Der Inhalt des Hobbit-Romans und seine Funktion als Wegbereiter für Tolkiens Der Herr der Ringe dürfte weiträumig bekannt sein: Im ruhigen Hobbingen lebt der genügsame Hobbit Bilbo Beutlin (Martin Freeman, Sherlock) sein beseeltes Leben völlig fern von Abenteuern und Aufregungen. So wie es sich für einen ordentlichen Hobbit geziemt. Auf der Suche nach einem Meisterdieb richtet sich der Blick des Zauberers Gandalf (Ian McKellen, Der Herr der Ringe-Trilogie) ausgerechnet auf Hobbingen, wo er Bilbo für ein gefährliches Abenteuer auswählt. Als kurz darauf 13 Zwerge auf der Matte stehen, wird der folgende Abend das Leben des Halblings für immer verändern: Schon in Kürze befindet er sich auf dem Rücken eines Ponys, lernt Elben, Orcs und den listigen Gollum kennen und fürchten. Denn Bilbo begleitet auf Gandalfs Drängen hin die Zwergenbande, die ihr einstiges Zuhause unter dem Berg Erebor zurückerobern will, das vom Drachen Smaug besetzt ist. Inmitten dieser aufregenden Reise wird Bilbo einen Fund machen, der Jahre später das Schicksal Mittelerdes entscheidend prägen wird....

Die langerwartete cineastische und sogar dreidimensionale Rückkehr nach Tolkiens Mittelerde ist von Publikum und Kritikern mit gemischten Reaktionen aufgenommen worden. Wo auf der einen Seite viele 3D-Effekte und gestochen scharfe HFR-Bilder das technisch einwandfreie Kinoerlebnis verfeinerten, wurde andererseits Kritik am Inhalt laut: Einigen erschien die Handlung der Buchvorlage zu sehr gestreckt, aufgeblasen und für nunmehr drei Filme als zu dünn bemessen. Andere erfreuten sich an der Tatsache, dass Mitterde sein cineastisches Revival erfährt und somit das Franchise mit drei neuen Filmen und dem damit einhergehenden Merchandise-Zirkus bis weit über das Jahresende 2014 und dem damit verbundenen Kinostart vom finalen Teil am Leben halten wird.

Gerade weil - auch entgegen der Vorlage - viele bekannte Figuren aus der Ring-Trilogie eingebaut wurden, sticht vor allem das Gefühl des Nachhause-Kommens heraus.
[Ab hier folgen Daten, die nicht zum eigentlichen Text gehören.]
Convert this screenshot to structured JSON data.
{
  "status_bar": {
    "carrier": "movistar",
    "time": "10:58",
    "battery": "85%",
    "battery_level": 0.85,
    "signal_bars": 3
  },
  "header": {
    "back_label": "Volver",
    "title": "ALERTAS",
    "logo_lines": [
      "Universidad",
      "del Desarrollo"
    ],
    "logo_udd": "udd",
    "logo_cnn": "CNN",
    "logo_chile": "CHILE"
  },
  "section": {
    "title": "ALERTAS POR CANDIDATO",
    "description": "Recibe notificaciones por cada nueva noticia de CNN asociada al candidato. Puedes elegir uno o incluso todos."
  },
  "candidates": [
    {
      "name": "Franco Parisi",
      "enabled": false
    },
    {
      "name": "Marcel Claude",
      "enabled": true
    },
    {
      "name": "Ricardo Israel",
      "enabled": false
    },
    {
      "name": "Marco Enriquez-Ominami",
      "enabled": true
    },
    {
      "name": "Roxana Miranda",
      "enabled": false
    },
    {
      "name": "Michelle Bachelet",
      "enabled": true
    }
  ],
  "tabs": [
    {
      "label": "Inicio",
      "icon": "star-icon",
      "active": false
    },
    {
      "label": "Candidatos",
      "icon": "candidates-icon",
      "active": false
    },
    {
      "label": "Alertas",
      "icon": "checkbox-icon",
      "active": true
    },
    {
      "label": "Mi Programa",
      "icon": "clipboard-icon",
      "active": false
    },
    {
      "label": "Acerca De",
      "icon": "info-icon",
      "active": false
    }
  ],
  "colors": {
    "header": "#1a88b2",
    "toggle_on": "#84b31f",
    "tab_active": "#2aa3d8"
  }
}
Endlich wieder Mittelerde auf der großen Kinoleinwand und nun auch als Nachschub fürs heimische Wohnzimmerkino. Viele freuen sich schlichtweg, ihre Helden wieder auf großer Leinwand erleben zu dürfen, wobei sich vor allem Anhänger der Literaturvorlagen an den zahlreichen Veränderungen stören.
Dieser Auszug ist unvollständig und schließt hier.